Number 3 why cant we buy the mono CDs individually instead of only in the box? I would love to get the early CDs in mono but maybe I want some of the others in stereo. They made it impossible to get what you want. I have read that Sgt Peppers for instance sounds better in stereo

Anybody have any thoughts or opinions?
 

Magic Music

Administrator
Playlist Author
As for individual mono and stereo box sets... I think the Beatles should have done the same thing the Beach Boys did with [i]Pet Sounds[/i] — include both the mono and stereo versions of each track on the same CD. Selling them separately, especially in this day and age where most of us have our music on anything but a physical CD, is a rip-off, plain and simple. That being said, I will be buying both sets. ;)

Let's all blame Yoko! :lol:
 

eyore

DLRP explorer
Playlist Author
"Stereo" at that time wasn't that good, honest. The only stereo sets were inside huge pieces of furniture with the speakers only a few feet apart.
Mono sounded far more like the "real thing" anyway (the speakers on stage were pretty close to each other).
I daresay they can do all sorts of wonders nowadays but it ain't gonna sound like it did back in 1963 :lol: Mono was the norm.

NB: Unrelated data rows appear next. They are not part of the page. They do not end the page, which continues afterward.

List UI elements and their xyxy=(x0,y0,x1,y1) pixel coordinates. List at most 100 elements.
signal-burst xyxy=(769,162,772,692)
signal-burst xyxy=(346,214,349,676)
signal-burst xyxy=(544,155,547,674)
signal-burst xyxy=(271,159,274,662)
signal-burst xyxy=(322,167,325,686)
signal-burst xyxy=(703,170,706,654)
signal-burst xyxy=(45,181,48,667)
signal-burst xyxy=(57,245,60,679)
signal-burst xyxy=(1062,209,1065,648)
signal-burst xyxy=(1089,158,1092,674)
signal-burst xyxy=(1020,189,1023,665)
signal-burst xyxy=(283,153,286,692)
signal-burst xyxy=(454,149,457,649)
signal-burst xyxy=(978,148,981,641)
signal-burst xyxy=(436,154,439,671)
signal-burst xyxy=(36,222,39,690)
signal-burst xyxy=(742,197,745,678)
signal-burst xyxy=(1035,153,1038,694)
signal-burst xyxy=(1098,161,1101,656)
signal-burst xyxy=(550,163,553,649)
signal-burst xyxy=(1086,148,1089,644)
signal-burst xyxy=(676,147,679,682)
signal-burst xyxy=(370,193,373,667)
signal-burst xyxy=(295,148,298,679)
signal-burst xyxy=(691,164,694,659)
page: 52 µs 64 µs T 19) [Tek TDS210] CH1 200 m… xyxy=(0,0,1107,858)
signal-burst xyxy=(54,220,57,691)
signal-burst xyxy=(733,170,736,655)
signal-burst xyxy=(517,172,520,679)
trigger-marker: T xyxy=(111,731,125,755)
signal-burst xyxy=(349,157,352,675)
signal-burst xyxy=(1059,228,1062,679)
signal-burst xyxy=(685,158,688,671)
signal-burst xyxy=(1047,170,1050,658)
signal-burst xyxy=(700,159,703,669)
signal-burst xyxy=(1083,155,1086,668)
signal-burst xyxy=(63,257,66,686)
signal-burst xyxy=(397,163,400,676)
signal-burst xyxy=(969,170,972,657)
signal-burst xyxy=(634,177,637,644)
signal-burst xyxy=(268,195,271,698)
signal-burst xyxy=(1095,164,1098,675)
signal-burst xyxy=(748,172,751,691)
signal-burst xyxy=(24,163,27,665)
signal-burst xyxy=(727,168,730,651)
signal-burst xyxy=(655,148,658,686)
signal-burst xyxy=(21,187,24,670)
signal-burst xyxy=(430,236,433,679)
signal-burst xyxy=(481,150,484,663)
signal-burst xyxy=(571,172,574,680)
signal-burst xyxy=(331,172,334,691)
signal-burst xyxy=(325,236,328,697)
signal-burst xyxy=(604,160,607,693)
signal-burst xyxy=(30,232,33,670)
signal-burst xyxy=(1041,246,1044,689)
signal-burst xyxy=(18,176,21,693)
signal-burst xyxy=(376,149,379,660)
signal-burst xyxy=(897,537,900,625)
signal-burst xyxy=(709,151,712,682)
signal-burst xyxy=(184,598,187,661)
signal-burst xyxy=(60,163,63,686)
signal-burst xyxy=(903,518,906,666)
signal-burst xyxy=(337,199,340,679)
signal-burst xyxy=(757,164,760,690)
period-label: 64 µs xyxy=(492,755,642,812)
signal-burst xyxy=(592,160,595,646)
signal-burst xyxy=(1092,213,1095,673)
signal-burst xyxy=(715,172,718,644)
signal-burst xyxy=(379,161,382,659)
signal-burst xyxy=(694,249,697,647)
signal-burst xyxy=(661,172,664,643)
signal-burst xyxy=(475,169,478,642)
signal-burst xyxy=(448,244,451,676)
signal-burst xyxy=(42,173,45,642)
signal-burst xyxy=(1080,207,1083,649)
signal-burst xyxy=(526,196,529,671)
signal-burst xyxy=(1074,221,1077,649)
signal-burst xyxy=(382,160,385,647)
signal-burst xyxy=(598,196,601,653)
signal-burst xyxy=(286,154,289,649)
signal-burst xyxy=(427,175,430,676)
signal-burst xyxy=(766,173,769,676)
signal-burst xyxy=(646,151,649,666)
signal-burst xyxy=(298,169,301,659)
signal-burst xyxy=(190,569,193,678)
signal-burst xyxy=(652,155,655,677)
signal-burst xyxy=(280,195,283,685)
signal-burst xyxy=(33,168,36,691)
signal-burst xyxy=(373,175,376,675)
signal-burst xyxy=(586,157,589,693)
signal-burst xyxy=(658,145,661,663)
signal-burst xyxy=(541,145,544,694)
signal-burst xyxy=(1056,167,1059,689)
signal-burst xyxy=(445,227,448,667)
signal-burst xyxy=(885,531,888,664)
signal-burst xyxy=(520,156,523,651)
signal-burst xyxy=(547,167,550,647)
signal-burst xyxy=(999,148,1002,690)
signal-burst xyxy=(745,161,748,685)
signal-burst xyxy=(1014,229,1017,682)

Stereo if you wanted to show off.
Even the standard of their own speakers was pretty bad (just made it LOUDER) so you have to balance what it sounded like then to what it would have sounded like if they were recording now.
I suppose anyone under 40 would prefer the more modern view.
I prefer the "no bells or whistle" myself, which sounds more like they did at the time when they performed.
There's a mock-up of their recording studio in the exhibition here in Liverpool.
It's pretty basic and I bet even the simplest recording stuff we us to get our park music is far superior to what they used. ;)
I'll probably get Revolver and a couple of other CDs but definitely not the first two (Please Please me and With the Beatles). The primitivness is part of the attraction for me.